The kinematic dynamo approximation describes the generation of magnetic field in a prescribed flow of electrically-conducting liquid. One of its main uses is as a proof-of-concept tool to test hypotheses about self-exciting dynamo action. Indeed, it provided the very first quantitative evidence for the possibility of the geodynamo. Despite its utility, due to the requirement of resolving fine structures, historically, numerical work has proven difficult and reported solutions were often plagued by poor convergence. In this paper, we demonstrate the numerical superiority of a Galerkin scheme in solving the kinematic dynamo eigenvalue problem in a full sphere. After adopting a poloidal–toroidal decomposition and expanding in spherical harmonics, we express the radial dependence in terms of a basis of exponentially convergent orthogonal polynomials. Each basis function is constructed from a terse sum of one-sided Jacobi polynomials that not only satisfies the boundary conditions of matching to an electrically insulating exterior, but is everywhere infinitely differentiable, including at the origin.
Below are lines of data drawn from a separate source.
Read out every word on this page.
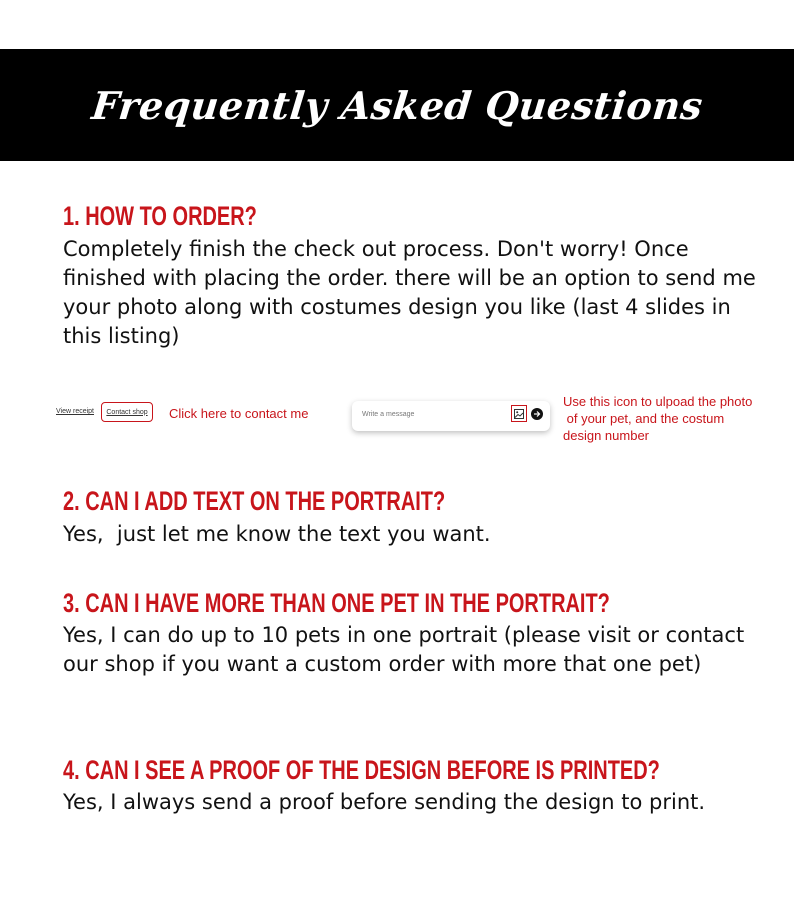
Frequently Asked Questions
1. HOW TO ORDER?

Completely finish the check out process. Don't worry! Once finished with placing the order. there will be an option to send me your photo along with costumes design you like (last 4 slides in this listing)

View receipt Contact shop Click here to contact me	Write a message

Use this icon to ulpoad the photo
of your pet, and the costum
design number

2. CAN I ADD TEXT ON THE PORTRAIT?

Yes,  just let me know the text you want.

3. CAN I HAVE MORE THAN ONE PET IN THE PORTRAIT?

Yes, I can do up to 10 pets in one portrait (please visit or contact our shop if you want a custom order with more that one pet)

4. CAN I SEE A PROOF OF THE DESIGN BEFORE IS PRINTED?

Yes, I always send a proof before sending the design to print.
This Galerkin method exhibits more rapid convergence, for a given problem size, than any other scheme hitherto reported, as demonstrated by a benchmark of the magnetic diffusion problem and by comparison to numerous kinematic dynamos from the literature. In the axisymmetric flows we consider in this paper, at a magnetic Reynolds number of O(100), a convergence of 9 significant figures in the most unstable eigenvalue requires only 40 radial basis functions; alternatively, 4 significant figures requires 20 radial functions. The terse radial discretization becomes particularly advantageous when considering flows whose associated numerical solution requires a large number of coupled spherical harmonics. We exploit this new method to confirm the tentatively proposed positive growth rate of the planar flow of Bachtiar et al. [4], thereby verifying a counter-example to the Zel’dovich anti-dynamo theorem in a spherical geometry.